Matt Ribar
Matthew K. Ribar is a Ph.D. candidate in Political Science and a graduate fellow at Stanford’s Center for African Studies. His book-style dissertation explores the political economy of land, development, and informality in sub-Saharan Africa. This project combines survey experiments, machine learning, a natural experiment, administrative data, and in-depth qualitative fieldwork to show how and when customary chiefs moderate the relationship between the value of land and the demand for formal property rights.
In other work, he collaborates with Mercy Corps to run a large-scale random control trial in Niger to study how conflict resolution training can reduce youth vulnerability to violent extremism. He is the recipient of a National Science Foundation Graduate Student Fellowship.

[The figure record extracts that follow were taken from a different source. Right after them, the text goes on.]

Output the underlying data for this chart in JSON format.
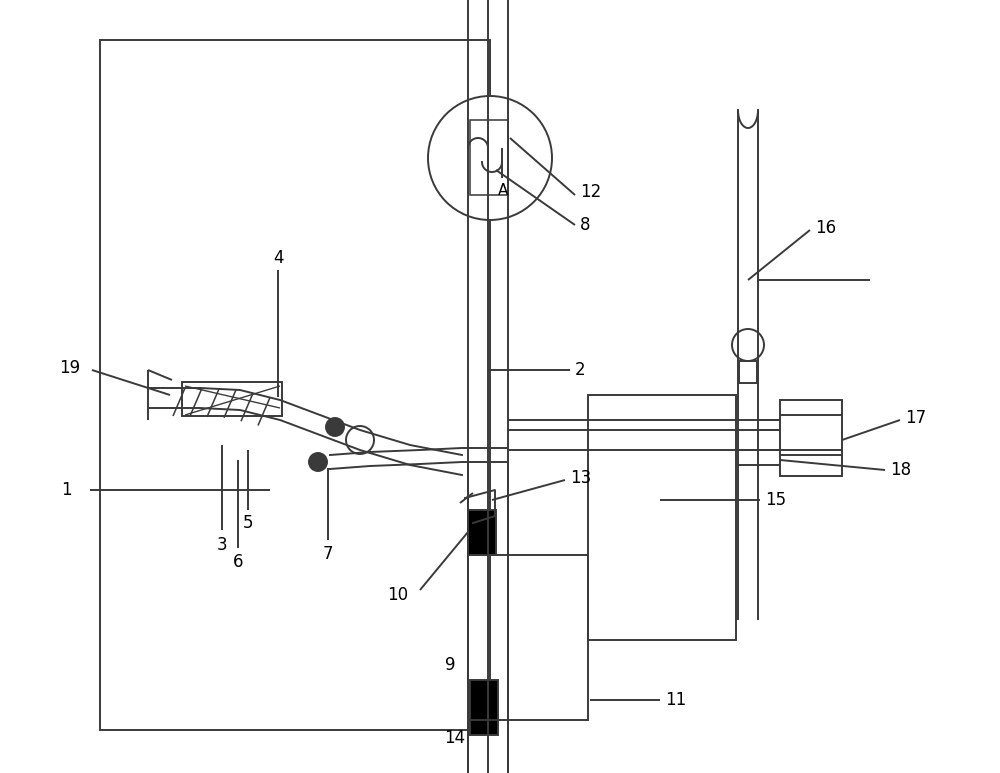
{
  "bg_color": "#ffffff",
  "line_color": "#3a3a3a",
  "lw": 1.4,
  "fig_width": 10.0,
  "fig_height": 7.73
}
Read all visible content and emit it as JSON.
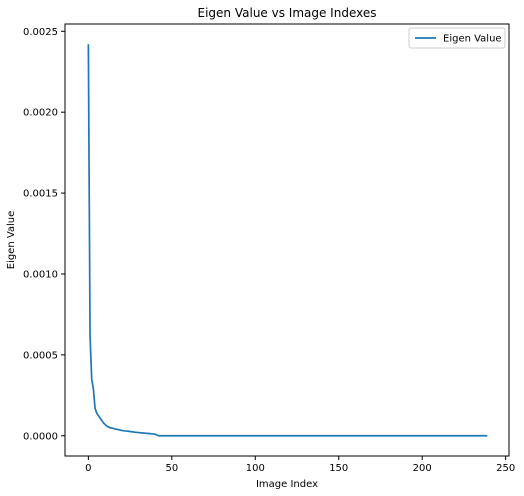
{
  "chart_data": {
    "type": "line",
    "title": "Eigen Value vs Image Indexes",
    "xlabel": "Image Index",
    "ylabel": "Eigen Value",
    "xlim": [
      -14,
      252
    ],
    "ylim": [
      -0.000125,
      0.002545
    ],
    "xticks": [
      "0",
      "50",
      "100",
      "150",
      "200",
      "250"
    ],
    "xtick_values": [
      0,
      50,
      100,
      150,
      200,
      250
    ],
    "yticks": [
      "0.0000",
      "0.0005",
      "0.0010",
      "0.0015",
      "0.0020",
      "0.0025"
    ],
    "ytick_values": [
      0,
      0.0005,
      0.001,
      0.0015,
      0.002,
      0.0025
    ],
    "grid": false,
    "legend_position": "top-right",
    "series": [
      {
        "name": "Eigen Value",
        "color": "#1f77b4",
        "x": [
          0,
          1,
          2,
          3,
          4,
          5,
          6,
          7,
          8,
          9,
          10,
          11,
          12,
          13,
          14,
          15,
          16,
          17,
          18,
          19,
          20,
          22,
          24,
          26,
          28,
          30,
          32,
          34,
          36,
          38,
          40,
          42,
          45,
          50,
          100,
          150,
          200,
          239
        ],
        "y": [
          0.00242,
          0.00062,
          0.00035,
          0.00029,
          0.00017,
          0.00014,
          0.000125,
          0.00011,
          9.5e-05,
          8e-05,
          7e-05,
          6e-05,
          5.5e-05,
          5e-05,
          4.8e-05,
          4.5e-05,
          4.2e-05,
          4e-05,
          3.8e-05,
          3.5e-05,
          3.3e-05,
          3e-05,
          2.8e-05,
          2.5e-05,
          2.2e-05,
          2e-05,
          1.8e-05,
          1.6e-05,
          1.4e-05,
          1.2e-05,
          1e-05,
          0.0,
          0.0,
          0.0,
          0.0,
          0.0,
          0.0,
          0.0
        ]
      }
    ]
  }
}
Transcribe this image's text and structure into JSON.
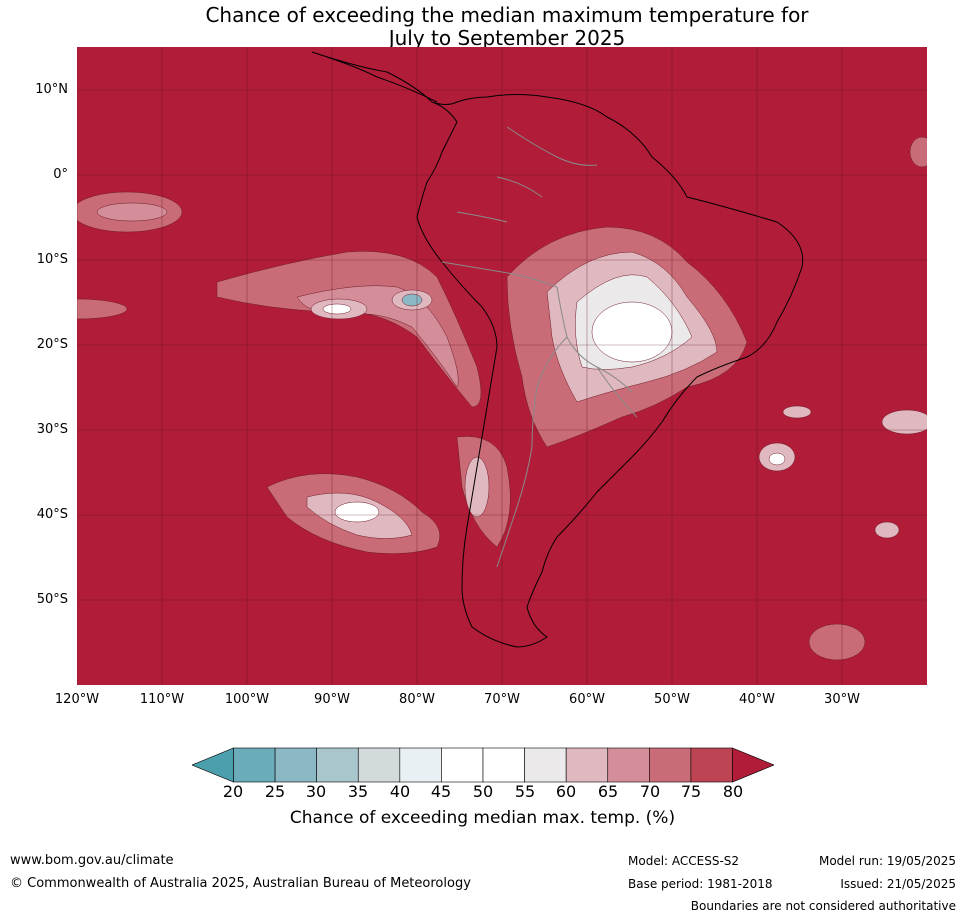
{
  "title": {
    "line1": "Chance of exceeding the median maximum temperature for",
    "line2": "July to September 2025"
  },
  "map": {
    "lat_labels": [
      "10°N",
      "0°",
      "10°S",
      "20°S",
      "30°S",
      "40°S",
      "50°S"
    ],
    "lon_labels": [
      "120°W",
      "110°W",
      "100°W",
      "90°W",
      "80°W",
      "70°W",
      "60°W",
      "50°W",
      "40°W",
      "30°W"
    ],
    "background_color": "#b11c38"
  },
  "colorbar": {
    "ticks": [
      "20",
      "25",
      "30",
      "35",
      "40",
      "45",
      "50",
      "55",
      "60",
      "65",
      "70",
      "75",
      "80"
    ],
    "colors": [
      "#4c9fad",
      "#6aacba",
      "#8bb8c5",
      "#a9c6cc",
      "#d2dadb",
      "#e8f0f3",
      "#ffffff",
      "#ffffff",
      "#ebe9ea",
      "#e0b8bf",
      "#d48e99",
      "#c96c77",
      "#bd4453",
      "#b11c38"
    ],
    "label": "Chance of exceeding median max. temp. (%)"
  },
  "footer": {
    "website": "www.bom.gov.au/climate",
    "copyright": "© Commonwealth of Australia 2025, Australian Bureau of Meteorology",
    "model": "Model: ACCESS-S2",
    "base_period": "Base period: 1981-2018",
    "model_run": "Model run: 19/05/2025",
    "issued": "Issued: 21/05/2025",
    "disclaimer": "Boundaries are not considered authoritative"
  }
}
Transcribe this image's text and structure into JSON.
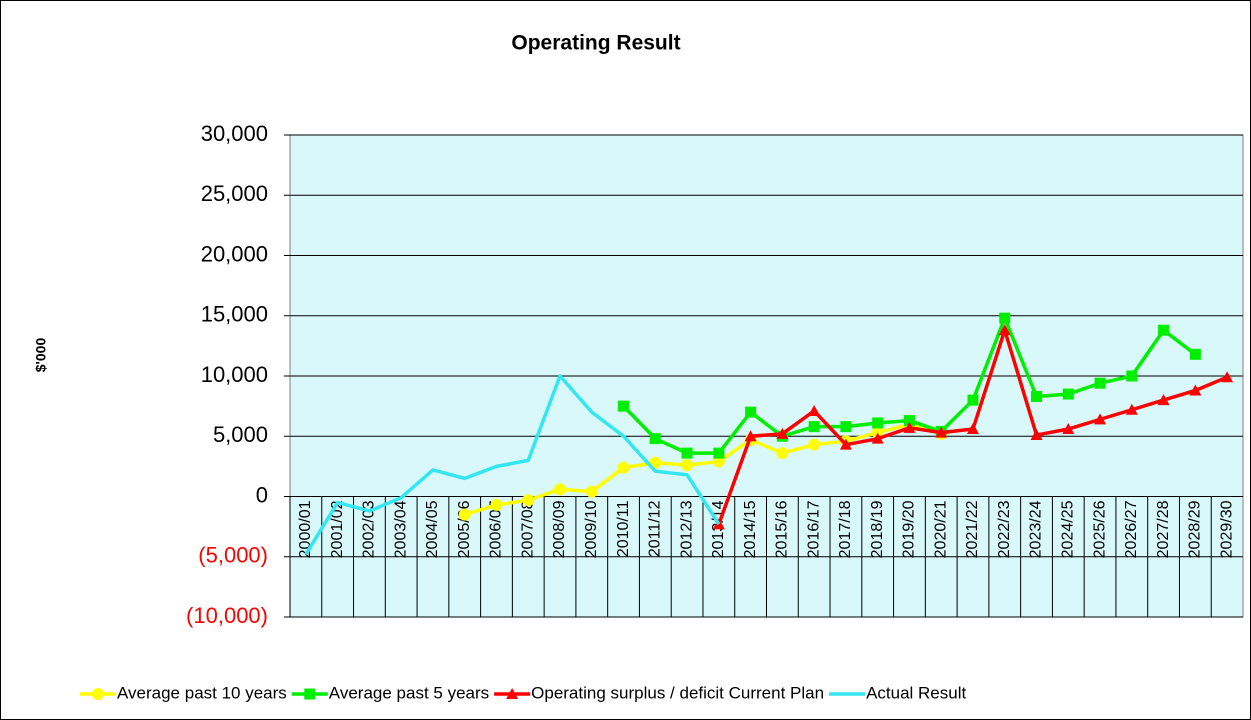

His work has also been supported by the United States Agency for International Development, the Structural Transformation and Economic Growth Initiative, the Stanford King Center on International Development, the Stanford Institute for Economic Policy Research, and the SurveyCTO Graduate Research Grant.
Before coming to Stanford, he worked as a program associate at Mathematica Policy Research in support of impact evaluations of Millennium Challenge Corporation programs in Senegal, Benin, Liberia, and Cabo Verde. He also worked for the Teaching, Research, and International Policy (TRIP) project and for the Pacific Small Arms Action Group. He holds an MA in political science from Stanford University and a BA in International Relations jointly from the College of William & Mary and the University of St. Andrews.